Edward Snowden's biggest fear about leaking the secrets of the National Security Agency's surveillance, he said via video at an event Thursday, was that no one would care. The hundreds of people who gathered to see him talk on a screen spoke to the contrary.
The Personal Democracy Forum, hosted in New York City by the digital privacy crusaders at the Electronic Frontier Foundation, marked the one-year anniversary of Snowden's NSA leaks. The event also served to promote the Reset the Net campaign, which is trying to get Internet denizens to protect themselves and fellow Web users against surveillance. The group hopes to do this by disseminating a "privacy pack" of software, which contains programs users can download to protect their various data, and by encouraging websites to secure their users' data (using tools such as HTTPS) within the year. Bold-face companies like Google, Reddit, Mozilla, Twitter, and Yahoo have already signed onto Reset the Net's pledge to protect user data.
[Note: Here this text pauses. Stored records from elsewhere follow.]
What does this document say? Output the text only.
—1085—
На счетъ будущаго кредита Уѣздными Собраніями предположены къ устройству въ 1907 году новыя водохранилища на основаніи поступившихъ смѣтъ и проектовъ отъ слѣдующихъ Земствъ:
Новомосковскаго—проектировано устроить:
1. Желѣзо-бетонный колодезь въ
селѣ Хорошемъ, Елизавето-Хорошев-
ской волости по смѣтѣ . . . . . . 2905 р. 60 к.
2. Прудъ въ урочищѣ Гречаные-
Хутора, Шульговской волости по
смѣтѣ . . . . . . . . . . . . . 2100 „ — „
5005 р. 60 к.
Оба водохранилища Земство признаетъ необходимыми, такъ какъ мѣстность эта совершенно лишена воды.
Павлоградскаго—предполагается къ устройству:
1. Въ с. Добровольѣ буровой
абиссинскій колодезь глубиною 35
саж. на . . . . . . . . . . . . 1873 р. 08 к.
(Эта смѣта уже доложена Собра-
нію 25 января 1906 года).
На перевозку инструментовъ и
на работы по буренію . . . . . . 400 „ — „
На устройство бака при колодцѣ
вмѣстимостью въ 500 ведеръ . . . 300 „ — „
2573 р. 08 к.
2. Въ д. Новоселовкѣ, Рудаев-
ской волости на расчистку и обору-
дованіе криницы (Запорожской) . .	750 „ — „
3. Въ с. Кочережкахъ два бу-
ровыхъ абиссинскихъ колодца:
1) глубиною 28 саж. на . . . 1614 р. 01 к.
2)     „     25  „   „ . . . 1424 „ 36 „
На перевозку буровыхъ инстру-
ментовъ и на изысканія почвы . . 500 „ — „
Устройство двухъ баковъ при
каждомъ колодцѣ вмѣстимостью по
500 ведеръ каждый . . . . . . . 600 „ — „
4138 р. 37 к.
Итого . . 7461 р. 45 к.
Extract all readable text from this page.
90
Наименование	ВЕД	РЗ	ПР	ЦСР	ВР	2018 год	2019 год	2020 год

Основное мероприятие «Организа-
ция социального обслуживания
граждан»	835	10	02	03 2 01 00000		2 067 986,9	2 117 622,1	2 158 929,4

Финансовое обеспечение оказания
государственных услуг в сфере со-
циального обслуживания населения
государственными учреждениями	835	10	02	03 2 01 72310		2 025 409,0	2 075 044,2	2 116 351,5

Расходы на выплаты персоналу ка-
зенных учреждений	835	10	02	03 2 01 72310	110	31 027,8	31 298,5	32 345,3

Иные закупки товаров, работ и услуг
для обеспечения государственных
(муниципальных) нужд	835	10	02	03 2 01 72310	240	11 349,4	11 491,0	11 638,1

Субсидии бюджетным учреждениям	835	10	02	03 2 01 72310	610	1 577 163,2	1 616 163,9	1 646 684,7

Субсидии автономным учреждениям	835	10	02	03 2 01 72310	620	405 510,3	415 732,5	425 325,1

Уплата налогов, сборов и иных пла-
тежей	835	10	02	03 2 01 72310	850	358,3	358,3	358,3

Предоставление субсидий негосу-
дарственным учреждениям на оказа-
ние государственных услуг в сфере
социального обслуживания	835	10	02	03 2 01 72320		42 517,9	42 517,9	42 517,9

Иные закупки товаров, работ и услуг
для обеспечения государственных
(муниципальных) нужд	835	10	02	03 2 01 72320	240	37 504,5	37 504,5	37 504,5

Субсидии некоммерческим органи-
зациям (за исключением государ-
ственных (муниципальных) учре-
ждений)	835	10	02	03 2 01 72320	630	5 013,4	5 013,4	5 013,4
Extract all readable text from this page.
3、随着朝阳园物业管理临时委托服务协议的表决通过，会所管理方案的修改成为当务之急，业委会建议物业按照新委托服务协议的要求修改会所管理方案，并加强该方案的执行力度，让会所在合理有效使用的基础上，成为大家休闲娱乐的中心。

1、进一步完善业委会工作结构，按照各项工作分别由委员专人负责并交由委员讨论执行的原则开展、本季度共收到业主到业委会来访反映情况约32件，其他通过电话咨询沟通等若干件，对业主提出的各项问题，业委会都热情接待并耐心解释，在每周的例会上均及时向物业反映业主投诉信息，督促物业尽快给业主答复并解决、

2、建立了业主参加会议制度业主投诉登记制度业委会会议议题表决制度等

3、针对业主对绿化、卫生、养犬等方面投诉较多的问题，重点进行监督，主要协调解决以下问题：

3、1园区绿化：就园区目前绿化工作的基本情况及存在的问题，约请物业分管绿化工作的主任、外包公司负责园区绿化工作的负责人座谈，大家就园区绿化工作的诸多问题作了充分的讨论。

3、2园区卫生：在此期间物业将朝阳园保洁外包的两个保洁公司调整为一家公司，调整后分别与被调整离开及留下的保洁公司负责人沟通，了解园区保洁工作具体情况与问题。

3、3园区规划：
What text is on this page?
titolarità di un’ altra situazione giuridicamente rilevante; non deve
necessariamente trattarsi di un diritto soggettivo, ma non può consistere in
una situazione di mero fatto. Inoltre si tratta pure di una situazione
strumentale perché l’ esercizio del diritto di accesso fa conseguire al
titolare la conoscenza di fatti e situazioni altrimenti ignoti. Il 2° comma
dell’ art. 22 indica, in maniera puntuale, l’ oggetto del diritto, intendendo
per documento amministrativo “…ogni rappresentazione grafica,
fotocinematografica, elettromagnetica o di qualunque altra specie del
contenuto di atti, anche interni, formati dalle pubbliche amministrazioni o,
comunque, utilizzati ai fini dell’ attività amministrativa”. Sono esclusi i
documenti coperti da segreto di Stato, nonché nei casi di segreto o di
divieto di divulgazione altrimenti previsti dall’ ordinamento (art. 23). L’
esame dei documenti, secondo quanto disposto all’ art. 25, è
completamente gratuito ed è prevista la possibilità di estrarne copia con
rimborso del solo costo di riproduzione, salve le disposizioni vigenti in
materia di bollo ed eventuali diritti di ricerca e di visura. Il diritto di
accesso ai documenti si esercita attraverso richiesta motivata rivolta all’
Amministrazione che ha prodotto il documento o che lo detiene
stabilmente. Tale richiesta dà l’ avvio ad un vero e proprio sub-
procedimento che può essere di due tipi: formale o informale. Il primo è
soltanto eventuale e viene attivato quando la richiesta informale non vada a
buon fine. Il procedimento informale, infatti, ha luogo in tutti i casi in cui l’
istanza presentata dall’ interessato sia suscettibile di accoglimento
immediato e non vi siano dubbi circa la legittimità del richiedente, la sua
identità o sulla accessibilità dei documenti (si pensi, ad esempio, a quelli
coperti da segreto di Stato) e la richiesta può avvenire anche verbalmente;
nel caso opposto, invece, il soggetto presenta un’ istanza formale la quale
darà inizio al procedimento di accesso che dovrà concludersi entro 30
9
That's not all Google is doing. On Tuesday, the tech giant announced it will start offering end-to-end encryption for Gmail accounts. What does that mean? In the past, the NSA could theoretically tap into Google's data centers to retrieve users' email information. With end-to-end encryption, only the email's sender and recipient can access the pass phrase they need to read the message.
During his talk, Snowden touted Google's new encryption plug-in as a step in the right direction. "We're past the point where citizens need to depend on the government to defend their rights," he told the friendly audience. "We don't have to ask for our privacy. We can take it back."
Perhaps unsurprisingly, outbound messages sent from Americans' Comcast, Verizon, and Apple email accounts are completely unencrypted. AT&T's domain, att.net, encrypts fewer than half of its outbound emails. By comparison, Gmail encrypts 71 percent of outbound messages and 49 percent of inbound messages. But Google started encrypting its users' emails only in December 2013—six months after the Snowden leaks came to light.
"All I did was return information to public hands that never should have been taken out of them in the first place," Snowden said Thursday. Now that that information is in the public's hands, the private sector has to decide which side to take in the privacy debate—or maintain the status quo and hope that nobody notices.